As we showed in our article on Colombia in our January 1999 issue (see: http://www.lalkar. org/issues/contents /jan1999/colombia.htm), the guerrilla movement is ideologically opposed to the cocaine trade. It does not persecute peasants growing coca leaves, however, if that is their only means of subsistence, though it does encourage the growing of alternative crops. For as FARC commander, Raúl Reyes, stated at a workshop held in San José, Costa Rica, on July 18-19, 1997,
“the struggle against the drugs trade – that scourge of humanity, which benefits only imperialism – politically and economically, is an anti-imperialist struggle for the sovereignty and self-determination of the people of the world, at the same time as being a struggle against national ruling élites, a struggle for the benefit of the vast masses of those nations’ people. The fight against the drugs trade is fundamental to our programme of guaranteeing to our peoples a life of social justice, dignity, peace, democracy and national sovereignty.”
In other words, if US imperialism were genuinely interested in stopping the drugs trade, it would be supporting the guerrilla movement, not collaborating with Colombia’s most notorious drug traffickers, paramilitaries such as Carlos Castaño, to try to wipe it out. There can be little doubt that, as in Afghanistan, a great deal of drug money will be used to pay for the armaments with which US imperialism and its local stooges attempt to wipe out Colombia’s national liberation movement.
It is essential that all progressive people mobilise now to build up opposition to US imperialism’s nefarious plans – supported to the hilt by the British government, acting on behalf of BP which has a heavy stake in Colombian oil.
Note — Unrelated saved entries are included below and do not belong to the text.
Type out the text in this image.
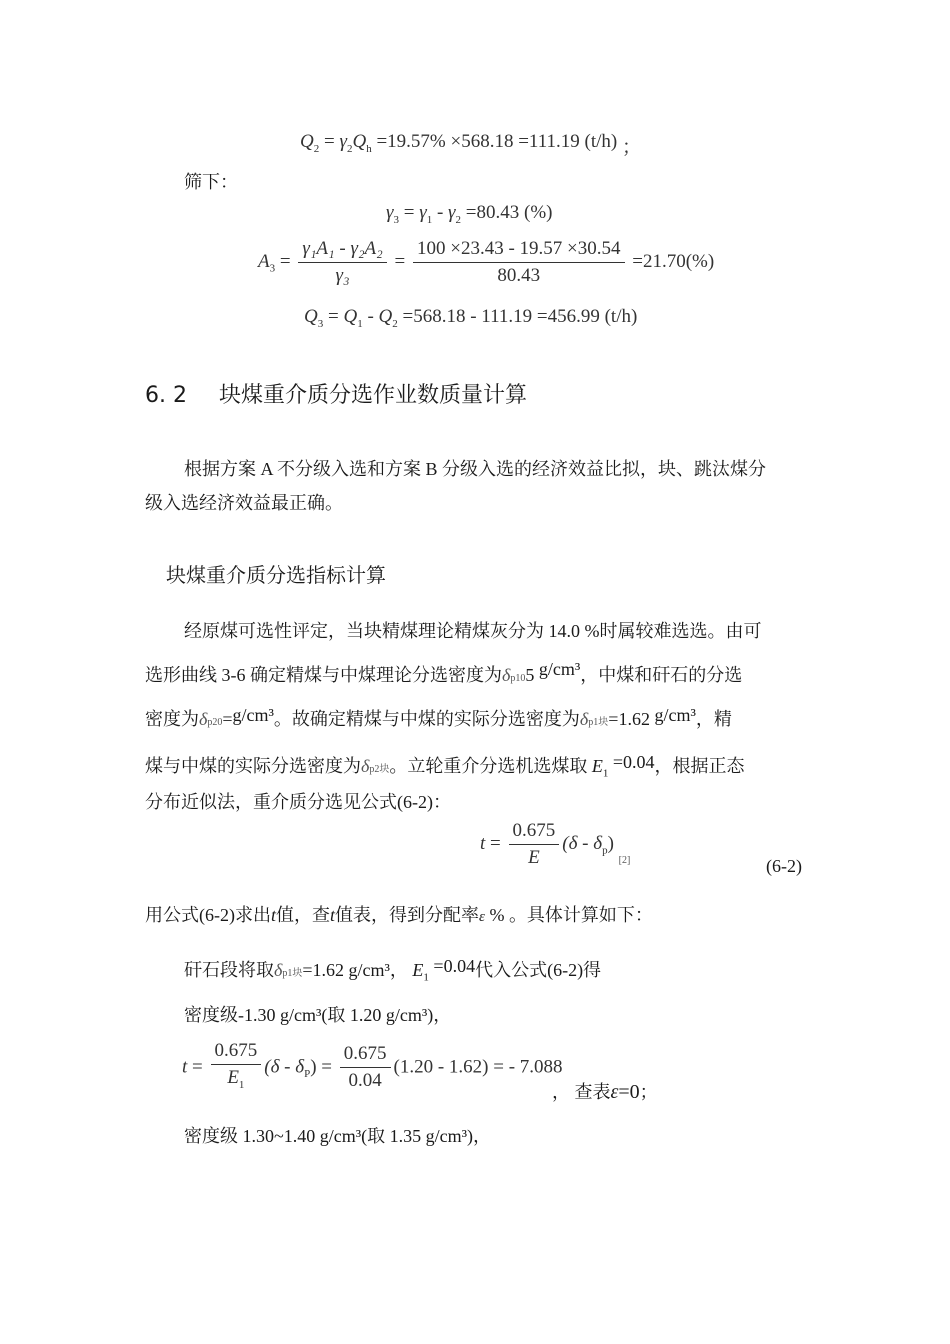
$Q_2 = \gamma_2Q_h =19.57\% \times 568.18 =111.19$ (t/h) ；
筛下：
$\gamma_3 = \gamma_1 - \gamma_2 =80.43$ (%)
$A_3 = \frac{\text{γ₁A₁ - γ₂A₂}}{\text{γ₃}} = \frac{100 \times 23.43 - 19.57 \times 30.54}{80.43} =21.70(\%)$
$Q_3 = Q_1 - Q_2 =568.18 - 111.19 =456.99$ (t/h)
6. 2 块煤重介质分选作业数质量计算
根据方案 A 不分级入选和方案 B 分级入选的经济效益比拟，块、跳汰煤分
级入选经济效益最正确。
块煤重介质分选指标计算
经原煤可选性评定，当块精煤理论精煤灰分为 14.0 %时属较难选选。由可
选形曲线 3-6 确定精煤与中煤理论分选密度为δp105 g/cm³，中煤和矸石的分选
密度为δp20=g/cm³。故确定精煤与中煤的实际分选密度为δp1块=1.62 g/cm³，精
煤与中煤的实际分选密度为δp2块。立轮重介分选机选煤取 $E_1 =0.04$，根据正态
分布近似法，重介质分选见公式(6-2)：
$t = \frac{0.675}{E} (\delta - \delta_p)$ $_{[2]}$	(6-2)
用公式(6-2)求出t值，查t值表，得到分配率ε % 。具体计算如下：
矸石段将取δp1块=1.62 g/cm³， $E_1 =0.04$代入公式(6-2)得
密度级-1.30 g/cm³(取 1.20 g/cm³)，
$t = \frac{0.675}{E_1} (\delta - \delta_P) = \frac{0.675}{0.04} (1.20 - 1.62)$ = - 7.088
， 查表ε=0；
密度级 1.30~1.40 g/cm³(取 1.35 g/cm³)，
We have therefore, as a contribution to assisting this mobilisation, translated, and are reproducing in this issue, an informative appeal issued by Italian anti-imperialist organisations, along with a short story distributed by FARC which poignantly describes what life is like for ordinary Colombians living in a country run by the oligarchy purely for the benefit of themselves and US imperialism – to which end they are steeped in drug-dealing up to the hilt.
Let nobody doubt that it is the Colombian national liberation movement, led by FARC and the ELN, which both has the support of the popular masses and represents their interests, which represents the secure and happy future for which all the oppressed and super-exploited people of Colombia are yearning.